Empresarios cubanoamericanos en Miami descartan invertir en Cuba pese a nuevas medidas del gobierno de Miguel Díaz-Canel. Más detalles de inmediato.
Las recientes medidas anunciadas por el gobierno cubano para atraer inversión extranjera no parecen haber generado el impacto esperado entre los empresarios cubanoamericanos en Miami.
Diversas voces del sector privado coinciden en que, mientras no existan garantías de libertad política, seguridad jurídica y transparencia, el capital del exilio seguirá al margen de cualquier iniciativa económica en la isla.
Uno de los pronunciamientos más contundentes ha sido el del empresario Iván Herrera, fundador de Univista Insurance, quien aseguró que la falta de libertades es el principal obstáculo para cualquier tipo de inversión.
Según Herrera, su postura no es aislada, sino que refleja el sentir de numerosos empresarios con amplia experiencia en Estados Unidos, muchos de los cuales han construido negocios sólidos fuera de Cuba.

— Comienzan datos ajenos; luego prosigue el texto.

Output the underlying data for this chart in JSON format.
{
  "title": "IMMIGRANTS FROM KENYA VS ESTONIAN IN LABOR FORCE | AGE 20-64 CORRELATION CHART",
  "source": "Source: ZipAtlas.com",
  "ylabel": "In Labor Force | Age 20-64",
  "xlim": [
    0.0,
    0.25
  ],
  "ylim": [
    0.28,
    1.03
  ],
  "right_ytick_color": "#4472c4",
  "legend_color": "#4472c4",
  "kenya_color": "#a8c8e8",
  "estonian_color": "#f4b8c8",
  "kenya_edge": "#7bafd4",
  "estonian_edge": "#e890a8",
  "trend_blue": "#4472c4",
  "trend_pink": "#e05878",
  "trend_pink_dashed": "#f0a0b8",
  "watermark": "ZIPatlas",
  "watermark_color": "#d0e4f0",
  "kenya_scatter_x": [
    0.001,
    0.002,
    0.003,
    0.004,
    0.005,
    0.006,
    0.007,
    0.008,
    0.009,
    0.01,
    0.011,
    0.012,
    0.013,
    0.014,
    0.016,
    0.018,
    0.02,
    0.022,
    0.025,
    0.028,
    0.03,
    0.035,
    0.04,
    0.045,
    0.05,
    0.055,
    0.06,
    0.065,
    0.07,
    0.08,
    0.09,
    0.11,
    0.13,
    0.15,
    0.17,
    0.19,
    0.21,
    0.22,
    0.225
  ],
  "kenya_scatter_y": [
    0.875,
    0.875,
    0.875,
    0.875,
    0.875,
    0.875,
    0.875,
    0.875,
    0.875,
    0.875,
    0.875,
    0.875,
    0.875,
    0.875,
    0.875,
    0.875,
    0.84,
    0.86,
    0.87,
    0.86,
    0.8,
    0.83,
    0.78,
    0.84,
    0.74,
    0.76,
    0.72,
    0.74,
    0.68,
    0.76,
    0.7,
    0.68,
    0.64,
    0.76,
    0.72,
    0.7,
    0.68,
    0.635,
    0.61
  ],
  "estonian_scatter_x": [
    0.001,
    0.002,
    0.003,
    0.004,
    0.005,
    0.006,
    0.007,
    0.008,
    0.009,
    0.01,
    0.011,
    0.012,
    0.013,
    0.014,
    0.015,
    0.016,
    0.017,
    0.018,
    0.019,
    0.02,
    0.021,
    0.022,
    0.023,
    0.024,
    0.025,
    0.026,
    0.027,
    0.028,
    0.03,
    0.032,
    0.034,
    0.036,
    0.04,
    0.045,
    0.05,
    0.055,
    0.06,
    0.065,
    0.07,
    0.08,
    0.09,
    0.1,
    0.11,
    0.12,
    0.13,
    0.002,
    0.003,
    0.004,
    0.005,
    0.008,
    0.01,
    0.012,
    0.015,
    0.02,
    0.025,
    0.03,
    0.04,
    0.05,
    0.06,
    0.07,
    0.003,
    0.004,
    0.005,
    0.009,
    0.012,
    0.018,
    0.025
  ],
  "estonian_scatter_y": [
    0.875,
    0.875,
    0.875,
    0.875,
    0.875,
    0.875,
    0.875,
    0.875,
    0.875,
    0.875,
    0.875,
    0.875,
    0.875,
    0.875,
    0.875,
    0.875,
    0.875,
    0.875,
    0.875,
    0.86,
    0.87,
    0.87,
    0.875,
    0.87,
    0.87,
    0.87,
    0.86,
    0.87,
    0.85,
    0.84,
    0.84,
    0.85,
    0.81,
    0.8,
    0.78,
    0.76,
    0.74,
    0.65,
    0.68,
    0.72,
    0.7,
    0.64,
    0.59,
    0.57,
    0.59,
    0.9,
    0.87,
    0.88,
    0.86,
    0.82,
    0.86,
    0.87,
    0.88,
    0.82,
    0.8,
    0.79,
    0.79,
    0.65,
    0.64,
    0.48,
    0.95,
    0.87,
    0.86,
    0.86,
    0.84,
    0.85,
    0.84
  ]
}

El empresario enfatizó que no habrá inversión significativa proveniente del exilio hasta que se produzcan cambios estructurales que garanticen derechos básicos para los ciudadanos cubanos. En su opinión, la confianza es un elemento clave que actualmente no existe debido a antecedentes negativos que han afectado a inversionistas de diferentes partes del mundo.
Herrera también denunció que el gobierno cubano ha generado desconfianza tras experiencias fallidas en las que inversionistas perdieron capital y proyectos. Este historial, según explicó, dificulta que nuevas propuestas económicas sean tomadas en serio por empresarios internacionales, incluidos los cubanoamericanos.
A pesar de los intentos oficiales por reactivar la economía mediante incentivos y reformas, el escepticismo persiste. Analistas coinciden en que, sin un cambio en el entorno político y legal, será complicado atraer inversiones sostenibles que contribuyan al desarrollo del país.
El debate sobre la inversión extranjera en Cuba continúa marcado por la tensión entre oportunidades económicas y condiciones políticas. Por ahora, el mensaje desde Miami parece claro: sin libertad, no habrá negocios.